Sur le plan du terrain, c’est un défi tout-terrain de haut niveau. Nous franchirons des cols de plus de 4 300 mètres, des pistes caillouteuses le long du Piandj à la frontière afghane, des gorges vertigineuses et des plateaux désertiques dignes de la surface de Mars. Nous parcourrons la mythique route du Pamir (M41), les cols de Too-Ashuu, de Kamtchik, de Khargush et le sommet de Kulma, à 4 362 mètres. Chaque journée met à l’épreuve le physique, la technique et la volonté — mais la récompense est immense : le lac Sayram vert émeraude au milieu du plateau, les sommets enneigés de l’Hindou Kouch reflétés dans la vallée du Wakhan, et les couchers de soleil violets sur les coupoles turquoise de Samarcande.

Venez vivre avec nous la plus grande aventure de votre vie — où chaque kilomètre est une page d’histoire et chaque étape un nouveau chapitre de la civilisation humaine.

PROGRAMME DÉTAILLÉ

  1. Jour 1 : Ürümqi, carrefour de l’Eurasie. Rassemblement à Ürümqi | Distance : 0 km | Altitude : ~800 m

Le voyage commence à Ürümqi, capitale de la région autonome ouïghoure du Xinjiang, la grande ville la plus éloignée de tout océan au monde. Blottie au pied des monts Tian Shan, Ürümqi est un point de rencontre vivant entre Han, Ouïghours, Hui, Kazakhs et Kirghizes : une mosaïque culturelle où les mosquées de brique cuite côtoient les immeubles modernes.

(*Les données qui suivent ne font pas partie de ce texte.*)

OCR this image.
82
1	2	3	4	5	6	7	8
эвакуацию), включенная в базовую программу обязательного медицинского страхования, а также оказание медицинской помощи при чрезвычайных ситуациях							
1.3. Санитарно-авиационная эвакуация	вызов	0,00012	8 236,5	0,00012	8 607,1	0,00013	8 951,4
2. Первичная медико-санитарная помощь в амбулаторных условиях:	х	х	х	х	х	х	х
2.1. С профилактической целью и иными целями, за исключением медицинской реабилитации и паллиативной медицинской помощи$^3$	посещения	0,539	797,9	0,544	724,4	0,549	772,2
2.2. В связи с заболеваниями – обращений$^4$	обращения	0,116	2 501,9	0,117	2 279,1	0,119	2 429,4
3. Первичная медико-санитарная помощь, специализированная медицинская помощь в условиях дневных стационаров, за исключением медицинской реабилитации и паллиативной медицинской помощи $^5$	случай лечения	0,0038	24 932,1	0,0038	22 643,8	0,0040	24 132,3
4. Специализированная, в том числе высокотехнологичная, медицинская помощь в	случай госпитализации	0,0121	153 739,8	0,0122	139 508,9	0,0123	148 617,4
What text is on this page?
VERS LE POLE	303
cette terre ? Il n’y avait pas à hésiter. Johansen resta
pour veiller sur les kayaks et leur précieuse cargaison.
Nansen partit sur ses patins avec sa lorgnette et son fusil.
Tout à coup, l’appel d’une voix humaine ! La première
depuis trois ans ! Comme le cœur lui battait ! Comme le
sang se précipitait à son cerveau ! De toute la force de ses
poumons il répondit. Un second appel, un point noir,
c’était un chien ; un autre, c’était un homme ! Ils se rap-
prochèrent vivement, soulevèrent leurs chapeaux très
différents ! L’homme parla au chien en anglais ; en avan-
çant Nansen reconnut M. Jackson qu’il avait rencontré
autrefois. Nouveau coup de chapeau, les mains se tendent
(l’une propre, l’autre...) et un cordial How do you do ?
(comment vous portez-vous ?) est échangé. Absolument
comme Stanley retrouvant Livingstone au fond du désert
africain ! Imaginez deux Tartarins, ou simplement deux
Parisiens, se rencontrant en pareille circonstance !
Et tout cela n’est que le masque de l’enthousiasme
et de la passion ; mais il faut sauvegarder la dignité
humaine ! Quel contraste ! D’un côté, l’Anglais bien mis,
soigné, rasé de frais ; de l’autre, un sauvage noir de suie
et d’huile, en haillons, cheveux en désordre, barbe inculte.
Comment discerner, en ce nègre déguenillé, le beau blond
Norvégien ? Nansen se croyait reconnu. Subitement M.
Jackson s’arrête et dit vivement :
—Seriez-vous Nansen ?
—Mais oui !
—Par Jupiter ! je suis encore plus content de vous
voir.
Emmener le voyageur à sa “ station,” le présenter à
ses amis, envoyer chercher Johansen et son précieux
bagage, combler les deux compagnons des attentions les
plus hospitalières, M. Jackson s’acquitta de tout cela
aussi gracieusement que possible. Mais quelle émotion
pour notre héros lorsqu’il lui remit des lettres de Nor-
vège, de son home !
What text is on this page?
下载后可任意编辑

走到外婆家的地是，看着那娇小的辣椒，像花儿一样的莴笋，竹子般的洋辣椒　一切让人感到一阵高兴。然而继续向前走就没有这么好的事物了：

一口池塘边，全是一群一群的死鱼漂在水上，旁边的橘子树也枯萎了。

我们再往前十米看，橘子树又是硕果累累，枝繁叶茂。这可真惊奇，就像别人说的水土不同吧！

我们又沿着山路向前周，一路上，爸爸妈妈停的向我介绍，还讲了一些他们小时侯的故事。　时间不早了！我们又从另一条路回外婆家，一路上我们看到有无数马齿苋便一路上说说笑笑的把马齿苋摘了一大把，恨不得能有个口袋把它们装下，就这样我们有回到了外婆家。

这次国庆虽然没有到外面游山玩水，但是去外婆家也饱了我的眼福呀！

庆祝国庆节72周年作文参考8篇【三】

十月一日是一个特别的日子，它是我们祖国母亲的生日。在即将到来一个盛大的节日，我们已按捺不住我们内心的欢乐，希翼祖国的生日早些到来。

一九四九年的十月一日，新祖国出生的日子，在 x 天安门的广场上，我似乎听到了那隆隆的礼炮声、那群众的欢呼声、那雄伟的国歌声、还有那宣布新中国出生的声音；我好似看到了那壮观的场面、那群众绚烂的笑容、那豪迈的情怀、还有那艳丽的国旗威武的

Le premier jour, nous effectuons ensemble la remise des véhicules, un contrôle technique complet, l’équipement, l’installation des intercoms (Cardo) et un essai routier.

Le soir, dîner de bienvenue au Grand Bazar international, où les mélodies poignantes du muqam ouïghour se mêlent au parfum des brochettes au cumin et du pain nan : le grand départ est officiellement lancé.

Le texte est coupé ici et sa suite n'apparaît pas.